ディスカッション練習

ディスカッション練習

 ディスカッションは、5~8人ぐらいの受験者がグループになって、与えられたテーマに沿って話し合うものである。司会進行役からまとめ役までをすべて受験者で分担し、約20~30分という決められた時間内に1つの共通見解を出す。

 制限時間の20~30分というのは、思っているよりも意外と短いものである。そろそろ意見もまとまってきたので発言しようかな、と思っていたら終わってしまったというようなことが結構ある。だからといって自分ばかりがべらべらとしゃべっていると「協調性のない人」というレッテルを貼られてしまう。

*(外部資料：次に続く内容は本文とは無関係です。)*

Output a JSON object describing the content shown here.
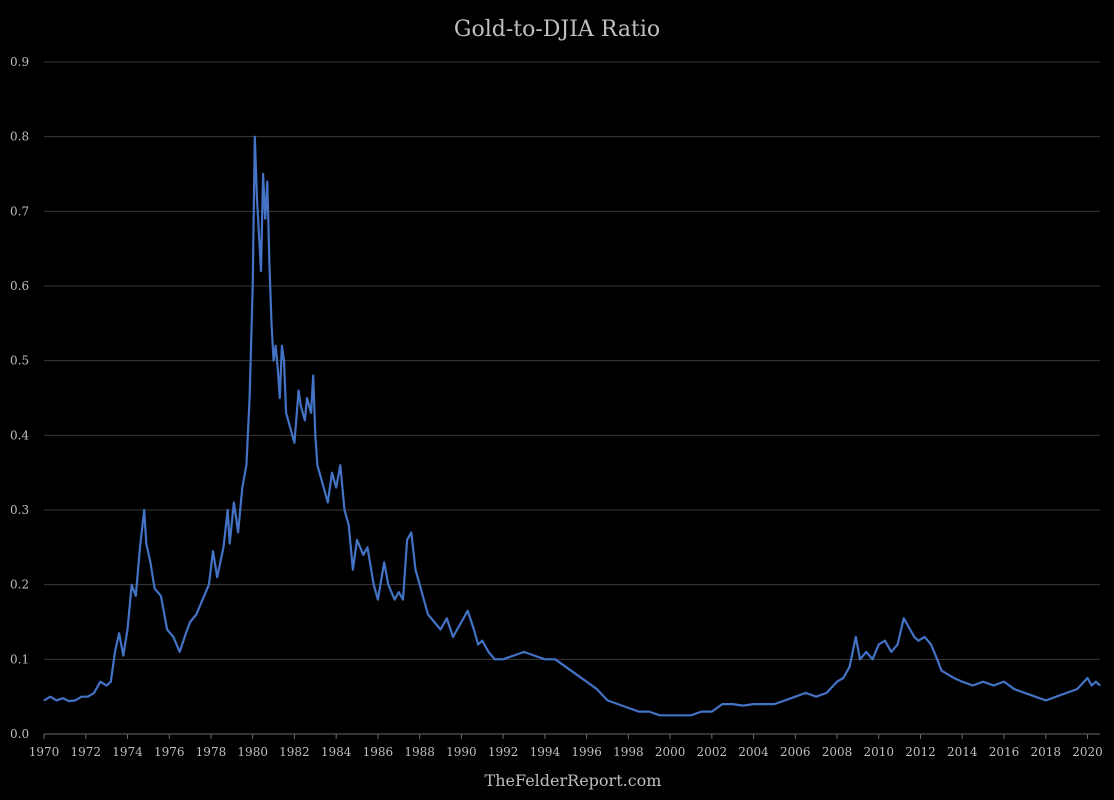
{
  "chart_data": {
    "type": "line",
    "title": "Gold-to-DJIA Ratio",
    "credit": "TheFelderReport.com",
    "xlabel": "",
    "ylabel": "",
    "grid": true,
    "legend": "none",
    "xlim": [
      1970,
      2020.6
    ],
    "ylim": [
      0,
      0.9
    ],
    "y_ticks": [
      "0.0",
      "0.1",
      "0.2",
      "0.3",
      "0.4",
      "0.5",
      "0.6",
      "0.7",
      "0.8",
      "0.9"
    ],
    "x_ticks": [
      "1970",
      "1972",
      "1974",
      "1976",
      "1978",
      "1980",
      "1982",
      "1984",
      "1986",
      "1988",
      "1990",
      "1992",
      "1994",
      "1996",
      "1998",
      "2000",
      "2002",
      "2004",
      "2006",
      "2008",
      "2010",
      "2012",
      "2014",
      "2016",
      "2018",
      "2020"
    ],
    "colors": {
      "series": "#4472c4",
      "background": "#000000",
      "text": "#bfbfbf",
      "grid": "#3a3a3a"
    },
    "series": [
      {
        "x": [
          1970.0,
          1970.3,
          1970.6,
          1970.9,
          1971.2,
          1971.5,
          1971.8,
          1972.1,
          1972.4,
          1972.7,
          1973.0,
          1973.2,
          1973.4,
          1973.6,
          1973.8,
          1974.0,
          1974.2,
          1974.4,
          1974.6,
          1974.8,
          1974.9,
          1975.1,
          1975.3,
          1975.6,
          1975.9,
          1976.2,
          1976.5,
          1976.8,
          1977.0,
          1977.3,
          1977.6,
          1977.9,
          1978.1,
          1978.3,
          1978.6,
          1978.8,
          1978.9,
          1979.1,
          1979.3,
          1979.5,
          1979.7,
          1979.85,
          1980.0,
          1980.1,
          1980.2,
          1980.4,
          1980.5,
          1980.6,
          1980.7,
          1980.8,
          1980.9,
          1981.0,
          1981.1,
          1981.2,
          1981.3,
          1981.4,
          1981.5,
          1981.6,
          1981.8,
          1982.0,
          1982.2,
          1982.3,
          1982.5,
          1982.6,
          1982.8,
          1982.9,
          1983.0,
          1983.1,
          1983.3,
          1983.6,
          1983.8,
          1984.0,
          1984.2,
          1984.4,
          1984.6,
          1984.8,
          1985.0,
          1985.3,
          1985.5,
          1985.8,
          1986.0,
          1986.3,
          1986.5,
          1986.8,
          1987.0,
          1987.2,
          1987.4,
          1987.6,
          1987.8,
          1987.9,
          1988.0,
          1988.2,
          1988.4,
          1988.7,
          1989.0,
          1989.3,
          1989.6,
          1990.0,
          1990.3,
          1990.6,
          1990.8,
          1991.0,
          1991.3,
          1991.6,
          1992.0,
          1992.5,
          1993.0,
          1993.5,
          1994.0,
          1994.5,
          1995.0,
          1995.5,
          1996.0,
          1996.5,
          1997.0,
          1997.5,
          1998.0,
          1998.5,
          1999.0,
          1999.5,
          2000.0,
          2000.5,
          2001.0,
          2001.5,
          2002.0,
          2002.5,
          2003.0,
          2003.5,
          2004.0,
          2004.5,
          2005.0,
          2005.5,
          2006.0,
          2006.5,
          2007.0,
          2007.5,
          2008.0,
          2008.3,
          2008.6,
          2008.9,
          2009.1,
          2009.4,
          2009.7,
          2010.0,
          2010.3,
          2010.6,
          2010.9,
          2011.2,
          2011.5,
          2011.7,
          2011.9,
          2012.2,
          2012.5,
          2012.8,
          2013.0,
          2013.3,
          2013.6,
          2014.0,
          2014.5,
          2015.0,
          2015.5,
          2016.0,
          2016.5,
          2017.0,
          2017.5,
          2018.0,
          2018.5,
          2019.0,
          2019.5,
          2020.0,
          2020.2,
          2020.4,
          2020.6
        ],
        "y": [
          0.045,
          0.05,
          0.045,
          0.048,
          0.044,
          0.045,
          0.05,
          0.05,
          0.055,
          0.07,
          0.065,
          0.07,
          0.11,
          0.135,
          0.105,
          0.14,
          0.2,
          0.185,
          0.25,
          0.3,
          0.255,
          0.23,
          0.195,
          0.185,
          0.14,
          0.13,
          0.11,
          0.135,
          0.15,
          0.16,
          0.18,
          0.2,
          0.245,
          0.21,
          0.25,
          0.3,
          0.255,
          0.31,
          0.27,
          0.33,
          0.36,
          0.45,
          0.6,
          0.8,
          0.72,
          0.62,
          0.75,
          0.69,
          0.74,
          0.63,
          0.55,
          0.5,
          0.52,
          0.49,
          0.45,
          0.52,
          0.5,
          0.43,
          0.41,
          0.39,
          0.46,
          0.44,
          0.42,
          0.45,
          0.43,
          0.48,
          0.4,
          0.36,
          0.34,
          0.31,
          0.35,
          0.33,
          0.36,
          0.3,
          0.28,
          0.22,
          0.26,
          0.24,
          0.25,
          0.2,
          0.18,
          0.23,
          0.2,
          0.18,
          0.19,
          0.18,
          0.26,
          0.27,
          0.22,
          0.21,
          0.2,
          0.18,
          0.16,
          0.15,
          0.14,
          0.155,
          0.13,
          0.15,
          0.165,
          0.14,
          0.12,
          0.125,
          0.11,
          0.1,
          0.1,
          0.105,
          0.11,
          0.105,
          0.1,
          0.1,
          0.09,
          0.08,
          0.07,
          0.06,
          0.045,
          0.04,
          0.035,
          0.03,
          0.03,
          0.025,
          0.025,
          0.025,
          0.025,
          0.03,
          0.03,
          0.04,
          0.04,
          0.038,
          0.04,
          0.04,
          0.04,
          0.045,
          0.05,
          0.055,
          0.05,
          0.055,
          0.07,
          0.075,
          0.09,
          0.13,
          0.1,
          0.11,
          0.1,
          0.12,
          0.125,
          0.11,
          0.12,
          0.155,
          0.14,
          0.13,
          0.125,
          0.13,
          0.12,
          0.1,
          0.085,
          0.08,
          0.075,
          0.07,
          0.065,
          0.07,
          0.065,
          0.07,
          0.06,
          0.055,
          0.05,
          0.045,
          0.05,
          0.055,
          0.06,
          0.075,
          0.065,
          0.07,
          0.065
        ]
      }
    ]
  }
}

要所要所で的を射た発言をすることが、効果的かつ好印象を与える方法である。

 的を射た発言をすることが大事である。と、口で言うのは簡単だが、実際にはどのようにすればいいのだろうか。まずは与えられたテーマからはずれないことが第一である。面接官側から「このテーマで話しなさい」と指示されているのだから、その指示を無視するような行為はご法度である。自分で勝手にテーマを変えるのも反則だ。討論が白熱していくと、知らず知らずのうちに話し合っている内容が変わってしまうことがある。そんなときに冷静になり、話を元に戻せる人ほど評価が高いと言えるだろう。

 一方ディベートは受験者が、ある1つのテーマに対して賛成派と反対派に分かれて議論し合うものである。この場合、その人の意思にかかわらず無条件で賛成派と反対派の2つに分けられるため、自分とは反対の意見を主張する側にまわされることもある。そのため与えられるテーマは、必ずしもどちらかが正しいというような正解があるものではなく、どちらとも取れるような曖昧なものが多い。

 結局は、なぜ賛成(反対)なのかを、いかに説得力のある言葉で表現できるかである。立場がどうであれ、周囲を納得させられるだけの論理的な主張が展開できればいいのである。その際に議論が白熱しても、常に冷静さを保っていることが重要な鍵を握る。その意味でもプレゼン能力が要求されるだろう。